History

United States
- Name: Council Bluffs
- Owner: United States Shipping Board
- Builder: Great Lakes Engineering Works
- Launched: 27 December 1918
- Out of service: 13 November 1919
- Fate: wrecked at Terschelling, the Netherland on 13 November 1919

General characteristics
- Type: Steamship
- Tonnage: 2450 BRT
- Length: 124 m (406 ft 10 in)
- Beam: 16 m (52 ft 6 in)
- Crew: 38

= SS Council Bluffs =

American cargo ship (1918–1919)

SS Council Bluffs was a 1918-built, 77.1 metres long American cargo steamship. It was built by Great Lakes Engineering Works and owned by United States Shipping Board. During the morning of 13 November 1919, the ship sank by a mine near Terschelling, the Netherlands. The wreck of the ship was found in 1993.

==Ship details==
The steel cargo ship was built in 1918 or 1919 by Great Lakes Engineering Works and owned by United States Shipping Board of Detroit. She was 77.1 m long and had a width of 13.3 m. She had tonnage of 2450 GRT. She had a 1 x 3-cylinder triple expansion steam engine with a single shaft and 1 screw. She had a speed of 9.5 knots. She had yard number 213 and the Official number: 217512.

==History==
On 16 October 1919 she departed from Philadelphia, United States to Rotterdam, the Netherlands. After arriving in Rotterdam, she departed on 12 November 1919 to Hamburg, Germany. From Hamburg she was scheduled to take cargo to the United States.

===Fate===
During the morning of 13 November 1919 at around 8am, she struck a mine near the Dutch coast. She broke into two pieces and sank. The 38 crew memberes were able to get into two lifeboats. After being for three hours in the lifeboats, they were found by Dutch minesweeper Hr.Ms. M1 that was actually in search for lifeboats of the sunken ship Zaan.

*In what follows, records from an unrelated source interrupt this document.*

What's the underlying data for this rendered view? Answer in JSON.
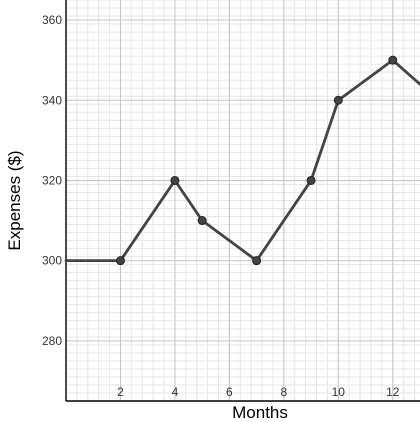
{
  "chart_data": {
    "type": "line",
    "title": "",
    "xlabel": "Months",
    "ylabel": "Expenses ($)",
    "xlim": [
      0,
      13
    ],
    "ylim": [
      265,
      365
    ],
    "x_ticks": [
      2,
      4,
      6,
      8,
      10,
      12
    ],
    "y_ticks": [
      280,
      300,
      320,
      340,
      360
    ],
    "grid": true,
    "series": [
      {
        "x": [
          0,
          2,
          4,
          5,
          7,
          9,
          10,
          12,
          13
        ],
        "y": [
          300,
          300,
          320,
          310,
          300,
          320,
          340,
          350,
          344
        ],
        "markers": [
          false,
          true,
          true,
          true,
          true,
          true,
          true,
          true,
          false
        ]
      }
    ],
    "line_color": "#444444"
  }
}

The crew members arrived at Nieuwediep at 6pm and were brought to several hotels.

==Wreck==
In 1993 the wreck of the ship was found by divers of Terschelling. The two parts of the ship are lying 80 metres apart from each other. The bow was standing upright. Two anchors were still in the lockers that were secured on the forecastle with chain stoppers. The ship was broken behind the anchor lockers. A porthole is still visible. Very little remains of the stern. Recognizable were the rudder quadrant and the rudder stock that protrudes meters above the bottom. Half in the sand two Scottish steam boilers and a large triple-expansion steam engine. In the stern were many refractory boiler bricks marked “Sawyer & Fisher Phoenix No.1.”; “Savage” and “Sawerville”.